Arístides no cesa de morir. Su descenso es un continuo replicado en otras vidas. Con este filme de atmósferas, Lázaro nos sumerge en un infierno particular, nos convida a acompañarlo al interior de su pesadilla.
NUEVE
Katherine T. Gavilán y Lisandra López Fabé, las directoras de Brouwer: El origen de la sombra (2019), escapan de los peligros más comunes del documental hagiográfico al uso, aunque no por eso evitan canonizar. La biografía de Leo Brouwer es un sobreentendido en este notable largometraje, donde se nos conduce a la intimidad del artista y no al acostumbrado tour de condecoraciones y éxitos.
La hermosa fotografía de Alejandro Alonso nos entrega un mundo táctil y misterioso, alienado del ruido mundanal, pero acosado por este. La sensación se completa con el brillante diseño sonoro de Velia Díaz de Villalvilla y la edición de Emmanuel Peña.
Brouwer, quien no resiste la tentación de «dirigir» el documental o al menos de establecer sus líneas generales, se muestra sin los afeites de la entrevista tradicional, sincero, rotundo y frágil hasta la médula. La «corrección política» no es una máscara que pueda aplicársele a los genios.
DIEZ
¿Qué es la nación? ¿Cuáles son sus límites? ¿En qué radica su concepto? ¿Es una construcción lingüística, geográfica? ¿Será necesario abolirla, refundarla? ¿Cómo nos situamos, desde el cine, para amagar una definición?
Home (2019) es el nuevo ensayo audiovisual de Alejandro Alonso, el autor de Duelo (2016) y El proyecto (2017). Quizás sea la pieza más radical estética y discursivamente de todas las presentadas en la 18va Muestra Joven. A través de material de archivo obtenido en Internet, sobre todo capturas de Google Maps, Alonso representa el espacio físico y el devenir histórico de un puñado de pueblos llamados Cuba en Estados Unidos de América: pseudopatrias virtuales que divergen y convergen, de manera insospechada, con nuestros modelos e ideales de nación.
Alejandro despliega un montaje frenético de múltiples asociaciones, donde la textura y manipulación del formato 16 mm intensifican aún más el extrañamiento. El diseño sonoro de Glenda Martínez es complemento perfecto del caos visual, su carácter asincrónico viene a puntuar la disonancia.

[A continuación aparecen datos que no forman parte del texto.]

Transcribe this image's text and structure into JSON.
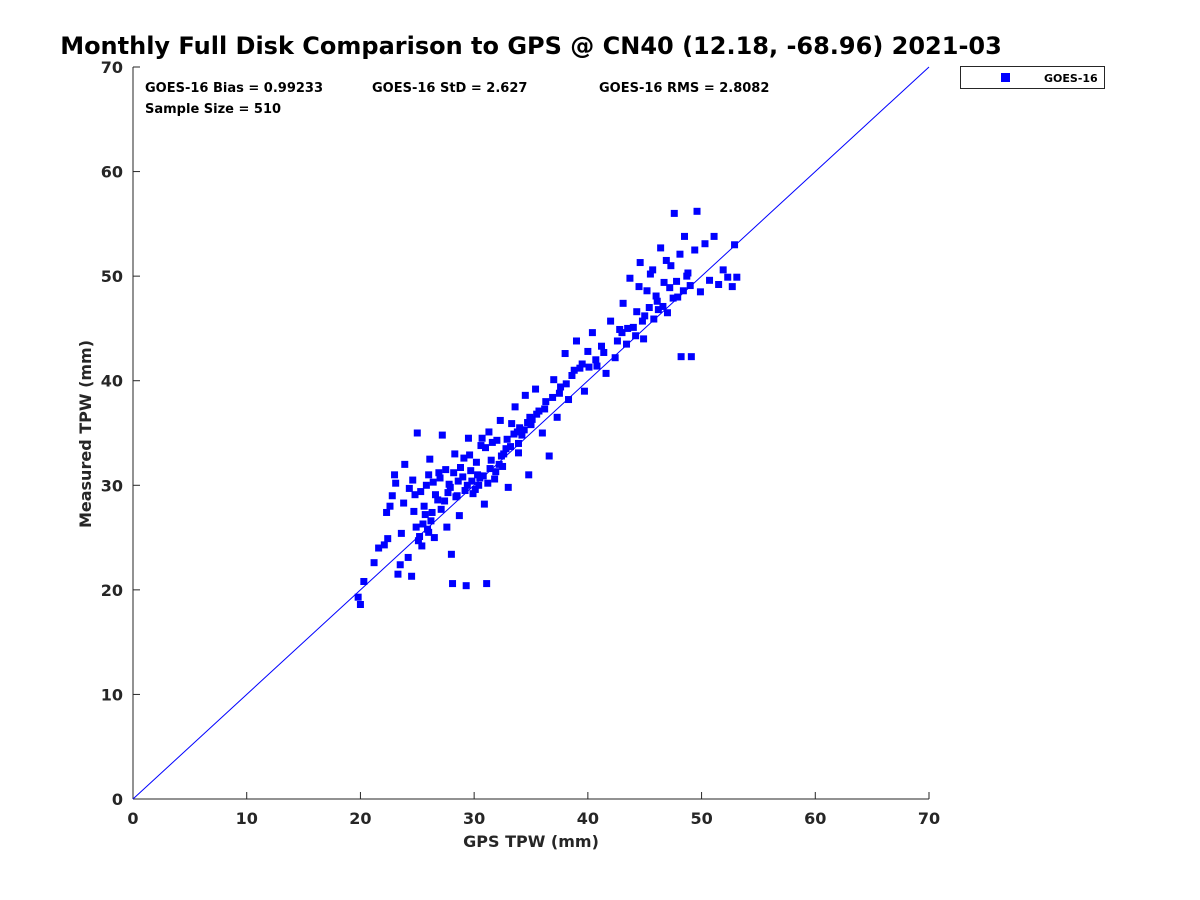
{
  "chart_data": {
    "type": "scatter",
    "title": "Monthly Full Disk Comparison to GPS @ CN40 (12.18, -68.96) 2021-03",
    "xlabel": "GPS TPW (mm)",
    "ylabel": "Measured TPW (mm)",
    "xlim": [
      0,
      70
    ],
    "ylim": [
      0,
      70
    ],
    "xticks": [
      0,
      10,
      20,
      30,
      40,
      50,
      60,
      70
    ],
    "yticks": [
      0,
      10,
      20,
      30,
      40,
      50,
      60,
      70
    ],
    "grid": false,
    "legend_position": "outside-top-right",
    "reference_line": {
      "x": [
        0,
        70
      ],
      "y": [
        0,
        70
      ],
      "color": "#0000ff"
    },
    "stats": {
      "bias": "GOES-16 Bias = 0.99233",
      "std": "GOES-16 StD = 2.627",
      "rms": "GOES-16 RMS = 2.8082",
      "sample_size": "Sample Size = 510"
    },
    "series": [
      {
        "name": "GOES-16",
        "color": "#0000ff",
        "marker": "square",
        "points": [
          [
            19.8,
            19.3
          ],
          [
            20.0,
            18.6
          ],
          [
            20.3,
            20.8
          ],
          [
            21.2,
            22.6
          ],
          [
            21.6,
            24.0
          ],
          [
            22.1,
            24.3
          ],
          [
            22.3,
            27.4
          ],
          [
            22.6,
            28.0
          ],
          [
            22.4,
            24.9
          ],
          [
            22.8,
            29.0
          ],
          [
            23.0,
            31.0
          ],
          [
            23.1,
            30.2
          ],
          [
            23.3,
            21.5
          ],
          [
            23.6,
            25.4
          ],
          [
            23.5,
            22.4
          ],
          [
            23.9,
            32.0
          ],
          [
            24.2,
            23.1
          ],
          [
            24.5,
            21.3
          ],
          [
            24.6,
            30.5
          ],
          [
            24.8,
            29.1
          ],
          [
            25.0,
            35.0
          ],
          [
            24.9,
            26.0
          ],
          [
            25.2,
            25.1
          ],
          [
            25.4,
            24.2
          ],
          [
            25.6,
            28.0
          ],
          [
            25.8,
            30.0
          ],
          [
            26.0,
            25.5
          ],
          [
            26.1,
            32.5
          ],
          [
            26.3,
            27.4
          ],
          [
            26.6,
            29.1
          ],
          [
            26.9,
            31.2
          ],
          [
            27.2,
            34.8
          ],
          [
            27.4,
            28.5
          ],
          [
            27.6,
            26.0
          ],
          [
            27.8,
            30.1
          ],
          [
            28.0,
            23.4
          ],
          [
            28.1,
            20.6
          ],
          [
            28.3,
            33.0
          ],
          [
            28.5,
            29.0
          ],
          [
            28.7,
            27.1
          ],
          [
            29.0,
            30.8
          ],
          [
            29.3,
            20.4
          ],
          [
            29.5,
            34.5
          ],
          [
            29.7,
            31.4
          ],
          [
            29.9,
            29.2
          ],
          [
            30.2,
            32.2
          ],
          [
            30.4,
            30.0
          ],
          [
            30.6,
            33.8
          ],
          [
            30.9,
            28.2
          ],
          [
            31.1,
            20.6
          ],
          [
            31.3,
            35.1
          ],
          [
            31.5,
            32.4
          ],
          [
            31.8,
            30.6
          ],
          [
            32.0,
            34.3
          ],
          [
            32.3,
            36.2
          ],
          [
            32.5,
            31.8
          ],
          [
            32.8,
            33.5
          ],
          [
            33.0,
            29.8
          ],
          [
            33.3,
            35.9
          ],
          [
            33.6,
            37.5
          ],
          [
            33.9,
            33.1
          ],
          [
            34.2,
            34.8
          ],
          [
            34.5,
            38.6
          ],
          [
            34.8,
            31.0
          ],
          [
            35.1,
            36.3
          ],
          [
            35.4,
            39.2
          ],
          [
            35.7,
            37.1
          ],
          [
            36.0,
            35.0
          ],
          [
            36.3,
            38.0
          ],
          [
            36.6,
            32.8
          ],
          [
            37.0,
            40.1
          ],
          [
            37.3,
            36.5
          ],
          [
            37.6,
            39.4
          ],
          [
            38.0,
            42.6
          ],
          [
            38.3,
            38.2
          ],
          [
            38.6,
            40.5
          ],
          [
            39.0,
            43.8
          ],
          [
            39.3,
            41.2
          ],
          [
            39.7,
            39.0
          ],
          [
            40.0,
            42.8
          ],
          [
            40.4,
            44.6
          ],
          [
            40.8,
            41.4
          ],
          [
            41.2,
            43.3
          ],
          [
            41.6,
            40.7
          ],
          [
            42.0,
            45.7
          ],
          [
            42.4,
            42.2
          ],
          [
            42.8,
            44.9
          ],
          [
            43.1,
            47.4
          ],
          [
            43.4,
            43.5
          ],
          [
            43.7,
            49.8
          ],
          [
            44.0,
            45.1
          ],
          [
            44.3,
            46.6
          ],
          [
            44.6,
            51.3
          ],
          [
            44.9,
            44.0
          ],
          [
            45.2,
            48.6
          ],
          [
            45.5,
            50.2
          ],
          [
            45.8,
            45.9
          ],
          [
            46.1,
            47.6
          ],
          [
            46.4,
            52.7
          ],
          [
            46.7,
            49.4
          ],
          [
            47.0,
            46.5
          ],
          [
            47.3,
            51.0
          ],
          [
            47.6,
            56.0
          ],
          [
            47.9,
            48.0
          ],
          [
            48.2,
            42.3
          ],
          [
            48.5,
            53.8
          ],
          [
            48.8,
            50.3
          ],
          [
            49.1,
            42.3
          ],
          [
            49.4,
            52.5
          ],
          [
            49.6,
            56.2
          ],
          [
            49.9,
            48.5
          ],
          [
            50.3,
            53.1
          ],
          [
            50.7,
            49.6
          ],
          [
            51.1,
            53.8
          ],
          [
            51.5,
            49.2
          ],
          [
            51.9,
            50.6
          ],
          [
            52.3,
            49.9
          ],
          [
            52.7,
            49.0
          ],
          [
            52.9,
            53.0
          ],
          [
            53.1,
            49.9
          ],
          [
            26.0,
            31.0
          ],
          [
            27.5,
            31.5
          ],
          [
            28.2,
            31.2
          ],
          [
            29.1,
            32.6
          ],
          [
            30.3,
            31.0
          ],
          [
            31.0,
            33.6
          ],
          [
            31.6,
            34.1
          ],
          [
            32.6,
            33.0
          ],
          [
            33.8,
            35.1
          ],
          [
            34.7,
            36.0
          ],
          [
            28.6,
            30.4
          ],
          [
            29.4,
            30.0
          ],
          [
            30.1,
            29.6
          ],
          [
            30.8,
            30.9
          ],
          [
            31.4,
            31.6
          ],
          [
            32.2,
            32.0
          ],
          [
            32.9,
            34.4
          ],
          [
            33.5,
            34.9
          ],
          [
            34.0,
            35.5
          ],
          [
            34.9,
            36.5
          ],
          [
            35.5,
            36.8
          ],
          [
            36.2,
            37.3
          ],
          [
            36.9,
            38.4
          ],
          [
            37.5,
            38.8
          ],
          [
            38.1,
            39.7
          ],
          [
            38.8,
            41.0
          ],
          [
            39.5,
            41.6
          ],
          [
            40.1,
            41.3
          ],
          [
            40.7,
            42.0
          ],
          [
            41.4,
            42.7
          ],
          [
            25.5,
            26.3
          ],
          [
            25.9,
            25.8
          ],
          [
            26.2,
            26.6
          ],
          [
            26.5,
            25.0
          ],
          [
            25.1,
            24.7
          ],
          [
            25.7,
            27.2
          ],
          [
            26.8,
            28.6
          ],
          [
            27.1,
            27.7
          ],
          [
            27.7,
            29.3
          ],
          [
            28.4,
            28.9
          ],
          [
            29.2,
            29.5
          ],
          [
            29.8,
            30.4
          ],
          [
            30.5,
            30.7
          ],
          [
            31.2,
            30.2
          ],
          [
            31.9,
            31.3
          ],
          [
            32.4,
            32.8
          ],
          [
            33.2,
            33.7
          ],
          [
            33.9,
            34.0
          ],
          [
            34.4,
            35.3
          ],
          [
            35.0,
            35.8
          ],
          [
            43.5,
            45.0
          ],
          [
            44.2,
            44.3
          ],
          [
            44.8,
            45.7
          ],
          [
            45.4,
            47.0
          ],
          [
            46.0,
            48.1
          ],
          [
            46.6,
            47.1
          ],
          [
            47.2,
            48.9
          ],
          [
            47.8,
            49.5
          ],
          [
            48.4,
            48.6
          ],
          [
            49.0,
            49.1
          ],
          [
            42.6,
            43.8
          ],
          [
            43.0,
            44.6
          ],
          [
            45.0,
            46.2
          ],
          [
            46.2,
            46.8
          ],
          [
            47.5,
            47.9
          ],
          [
            48.7,
            50.0
          ],
          [
            44.5,
            49.0
          ],
          [
            45.7,
            50.6
          ],
          [
            46.9,
            51.5
          ],
          [
            48.1,
            52.1
          ],
          [
            23.8,
            28.3
          ],
          [
            24.3,
            29.7
          ],
          [
            24.7,
            27.5
          ],
          [
            25.3,
            29.4
          ],
          [
            26.4,
            30.3
          ],
          [
            27.0,
            30.7
          ],
          [
            27.9,
            29.8
          ],
          [
            28.8,
            31.7
          ],
          [
            29.6,
            32.9
          ],
          [
            30.7,
            34.5
          ]
        ]
      }
    ]
  }
}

Para iniciar la búsqueda del hogar, Alonso propone dinamitar los dogmas, las más recias nociones patrióticas e identitarias. Hay que saber mirarse en este espejo roto, negro, invertido. Buscar allí nuevas versiones de Cuba, alternativas posibles, placer y fuga de la variación. Aspirar también a un cine distinto, alienado, que no se parezca. Ese podría ser el camino. Un nuevo comienzo.